DeKALB – The DeKalb City Council is set to review the results of a $60,000 study commissioned to assess the condition of DeKalb’s nearly 50-year-old municipal building.
The 170-page report, completed by Dewberry Architects, lays out the building’s faults, as well as pricing and renovation options. The council will review the report today at its committee of the whole meeting at 5 p.m.
Talks of renovating the building, which was constructed in 1967, have been ongoing since leaders decided to move the DeKalb Police Department to its own building, 5th Ward Alderman Ron Naylor said.
“The building is tired,” he said. “There’s been very little done to it over the years other than some exterior maintenance and redecorating on the inside.”
According to the report, the building remains structurally sound, but there are concerns for safety, accessibility and efficiency that need addressing.
Mold and asbestos both were found in various parts of the building. The heating, ventilation and air conditioning systems were found to use a refrigerant that is scheduled to be phased out in the United States by 2020, and many of the building’s windows aren’t well insulated, Public Works Director T.J. Moore said.

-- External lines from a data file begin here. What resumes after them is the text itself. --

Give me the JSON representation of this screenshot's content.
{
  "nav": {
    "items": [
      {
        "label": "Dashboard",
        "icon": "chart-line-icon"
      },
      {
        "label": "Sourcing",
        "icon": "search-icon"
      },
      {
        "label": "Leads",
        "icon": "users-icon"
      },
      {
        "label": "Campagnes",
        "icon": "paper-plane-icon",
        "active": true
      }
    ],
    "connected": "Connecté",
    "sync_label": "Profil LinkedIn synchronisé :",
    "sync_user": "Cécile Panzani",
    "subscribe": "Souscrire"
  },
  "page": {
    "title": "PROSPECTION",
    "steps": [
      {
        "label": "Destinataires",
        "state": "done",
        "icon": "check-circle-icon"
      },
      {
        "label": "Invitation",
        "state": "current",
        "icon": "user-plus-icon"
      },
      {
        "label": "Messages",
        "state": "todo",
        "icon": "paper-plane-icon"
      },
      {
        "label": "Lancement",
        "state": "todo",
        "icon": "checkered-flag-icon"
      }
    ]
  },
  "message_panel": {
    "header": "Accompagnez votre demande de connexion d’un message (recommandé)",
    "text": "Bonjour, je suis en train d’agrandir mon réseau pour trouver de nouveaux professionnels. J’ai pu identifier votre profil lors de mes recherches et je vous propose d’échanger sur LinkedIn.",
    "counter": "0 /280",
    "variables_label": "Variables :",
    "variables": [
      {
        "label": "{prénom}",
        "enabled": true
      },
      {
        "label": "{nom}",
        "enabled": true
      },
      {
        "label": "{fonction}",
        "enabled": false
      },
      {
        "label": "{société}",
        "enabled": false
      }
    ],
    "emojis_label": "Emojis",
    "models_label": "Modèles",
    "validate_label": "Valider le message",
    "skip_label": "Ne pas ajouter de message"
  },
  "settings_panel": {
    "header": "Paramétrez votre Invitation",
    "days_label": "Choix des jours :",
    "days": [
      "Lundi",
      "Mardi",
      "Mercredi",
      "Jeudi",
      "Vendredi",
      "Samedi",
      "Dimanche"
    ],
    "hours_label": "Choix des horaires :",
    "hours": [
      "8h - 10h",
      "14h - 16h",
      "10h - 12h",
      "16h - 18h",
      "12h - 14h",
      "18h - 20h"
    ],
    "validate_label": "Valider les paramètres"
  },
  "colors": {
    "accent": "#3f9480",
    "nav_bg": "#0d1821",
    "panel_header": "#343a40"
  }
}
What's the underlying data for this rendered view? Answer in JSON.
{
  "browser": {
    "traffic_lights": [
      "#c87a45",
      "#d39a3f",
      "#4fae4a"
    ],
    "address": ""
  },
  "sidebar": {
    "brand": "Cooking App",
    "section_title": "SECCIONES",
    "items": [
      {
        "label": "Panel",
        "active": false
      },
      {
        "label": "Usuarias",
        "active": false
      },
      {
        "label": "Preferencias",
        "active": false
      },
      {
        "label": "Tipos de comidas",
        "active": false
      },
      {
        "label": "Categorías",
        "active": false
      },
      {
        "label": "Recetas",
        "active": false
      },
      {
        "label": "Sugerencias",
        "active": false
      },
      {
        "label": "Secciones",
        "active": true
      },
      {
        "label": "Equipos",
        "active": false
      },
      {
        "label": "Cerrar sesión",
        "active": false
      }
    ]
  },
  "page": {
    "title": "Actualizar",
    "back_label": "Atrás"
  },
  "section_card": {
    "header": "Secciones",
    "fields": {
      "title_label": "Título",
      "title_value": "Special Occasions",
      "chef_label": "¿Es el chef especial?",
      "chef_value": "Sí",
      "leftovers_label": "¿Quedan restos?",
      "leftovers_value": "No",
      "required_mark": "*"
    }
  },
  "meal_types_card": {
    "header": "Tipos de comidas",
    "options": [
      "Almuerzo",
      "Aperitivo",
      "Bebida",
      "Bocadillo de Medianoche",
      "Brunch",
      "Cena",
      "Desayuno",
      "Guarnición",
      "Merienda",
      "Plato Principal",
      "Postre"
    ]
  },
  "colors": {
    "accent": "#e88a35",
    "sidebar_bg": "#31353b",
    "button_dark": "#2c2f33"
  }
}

With police moving into their new headquarters at 700 W. Lincoln Highway, there also are security concerns. With police housed in the building, that meant a 24-hour security presence, Moore said.
Funding for any eventual renovations are slated to come from the city’s downtown tax increment financing district, which includes the municipal building, but decreases in property values have cut earmarked funds for the project from $4.5 million to $3.3 million.
Mindful of the possible costs involved and of the importance of the building, Naylor said he was glad to have such a detailed report in front of the council.
“In the past we’ve maybe gotten the cart before the horse,” Naylor said. “In this process we’re approaching it in the correct manner by getting a detailed report on the needs of the staff and the community as a whole.”
City staff is hopeful that a renovation would allow for the city’s public works and information technology workers to be housed with the rest of the city’s workers and that city services currently housed on the building’s second floor could be moved to the ground level, Moore said.
On Monday, the Council won’t take action on whether renovations will take place, but city staff wants input on setting priorities for the project.
“It’s about starting the conversation,” Moore said.